Star power is not when you have hordes of fans clamouring around for a whiff of your underwear before they are bewitched away by the next big thing around the block. Star power is not how many movies you appear in or how many made-of-money mattresses you recline on. Star power is also not bagging a primetime guest slot on Oprah's show, whereby she proceeds to grill you about your favourite bedtime stories so that audiences can suitably "aww" over the whole spectacle.
Star power is when you are a couple of years away from your 70th birthday and you still manage to cause a fangirl/boy's heart to flutter a bit when you goofily smirk at a security camera in an otherwise lacklustre frame from your latest movie.
Escape Plan, the most recent prison-break thriller from Hollywood - the land of beefed up, so-tough-I-chew-horse-tranquilizers-for-headaches convicts, supremely swaggalicious anti-hero protagonists and the occasional bimbo - has Sylvester Stallone and Arnold Schwarzenegger fitting into all of the aforementioned slots, and even overflowing some of them. And boy! Talk about star power, indeed!
Harbour no delusions; the movie, by itself, wouldn't be worth anyone's time of the day. The premise, though intriguing, is let down by a shoddy screenplay, and at times, by ridiculous scenes.
But through it all, your attention is sustained by two veterans, who, after having discovered (or rather, invented) roles that only they can bite into and chew quite spectacularly with characteristic panache, have proceeded to enjoy the heck out of it all.
Ray Breslin (Stallone) is co-founder of a firm that specializes in building escape-proof incarceration facilities for convicts. He personally infiltrates prisons (posing as a convict) and breaks out of them, in order to illustrate the flaws in the security systems.
One day, a CIA officer, Jessica Miller (Caitriona Balfe), makes a rather profitable offer to the firm, in exchange for Ray entering (undercover, as a prisoner) a super-tight correctional facility to test out its security system.
But of course, once Ray has confidently strode into it with all the trust of a man who thinks that he can get out by revealing his real identity anytime he wants, he discovers that he is to be detained in a prison which, for all purposes, appears to be the cousin of the one in which Magneto (and, more recently, Khan) was locked in, forever.

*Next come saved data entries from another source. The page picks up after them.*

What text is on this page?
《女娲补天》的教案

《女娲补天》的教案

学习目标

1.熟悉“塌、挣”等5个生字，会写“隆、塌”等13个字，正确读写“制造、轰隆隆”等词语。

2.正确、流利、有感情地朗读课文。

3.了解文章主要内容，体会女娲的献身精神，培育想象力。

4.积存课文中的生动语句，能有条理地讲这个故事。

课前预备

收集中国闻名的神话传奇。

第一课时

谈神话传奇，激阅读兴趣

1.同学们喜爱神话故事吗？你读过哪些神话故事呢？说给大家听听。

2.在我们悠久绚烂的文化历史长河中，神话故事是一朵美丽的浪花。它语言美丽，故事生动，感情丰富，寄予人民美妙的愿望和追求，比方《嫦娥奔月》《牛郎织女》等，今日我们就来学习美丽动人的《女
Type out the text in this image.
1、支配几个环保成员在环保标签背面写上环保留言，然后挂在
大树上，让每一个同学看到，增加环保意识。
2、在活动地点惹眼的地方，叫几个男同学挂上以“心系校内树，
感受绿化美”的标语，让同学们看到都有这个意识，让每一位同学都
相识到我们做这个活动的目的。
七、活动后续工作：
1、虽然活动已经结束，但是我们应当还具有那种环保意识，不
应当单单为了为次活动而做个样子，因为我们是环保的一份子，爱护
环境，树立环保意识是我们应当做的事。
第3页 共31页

It's all cuboid glass boxes, masked guards, closed environment without any sign of the sun or the sky, and even without any idea about the passage of time, right in the middle of freaking nowhere. Quite literally, since twice in the movie, in response to some or other person's "You will never get out of here" taunt, Ray asks, "Where is here?"
It's supposedly the place to put in the men (we honestly couldn't spot a single woman amongst that lot) who need to be made to disappear off the grid.
Ray is accosted by Emile Rottmayer (Arnie, rocking a greying French beard), a fellow prisoner. Reluctantly, Ray befriends Emile, and the two start plotting to break out of the prison.
The whole thing has a stale feeling to it, and many of the dialogues are lost in Stallone's incorrigible slurring. The other actors have next-to-nothing to do, apart from telling Sly or Arnie how awesome either of them is. There are also some glaring loopholes in the plot that you might mull over when you have slumped back in your seat because neither of our boys is gracing the screen at the moment.
The cinematography is pretty standard, and the editing is adequate. The movie gains some momentum towards the end, when the grand escape is being orchestrated.
And then, all of a sudden, Arnold Schwarzenegger gets hold of a machine gun, and the camera slows down, panning his face, showing us a close-up of those deep-set eyes, the rather immobile facial expression while he faces armed adversaries, and the furrowed brows, and reminding us just how diligently we had oohed and aahed over Skynet's favourite robot assassin once.
As mentioned earlier, the movie wouldn't even have existed if some smart movie exec somewhere hadn't come up with the brilliantly innovative idea of "Oh! Let's put Rambo and Terminator in a movie, and have them hulk at the camera while bantering amongst themselves, before they decide to blow some brains." True to its intention, the film showcases Stallone's extremely sinewy biceps and Arnold's rippling face muscles to the fullest.
While Stallone plays the more restrained of the two characters, Schwarzenegger gets to engage whatever acting prowess he had hoarded up since the time that dinosaurs were wiped off the face of the earth. Both actors breeze (we thought it would be impolite to use the word "wheeze") through the frames with a nonchalance that only the ones with unquestionable star power can exude.
Ah, there's that phrase again.
Watch Escape Plan if you are that person who goes all whooo when Arnie smirks at the camera (there were quite a few of them in the movie hall with us), or when Sly stares into it with the most deadpan expression. Otherwise, just dust off your Rambo/Rocky/Terminator DVDs, and try re-watching them simultaneously.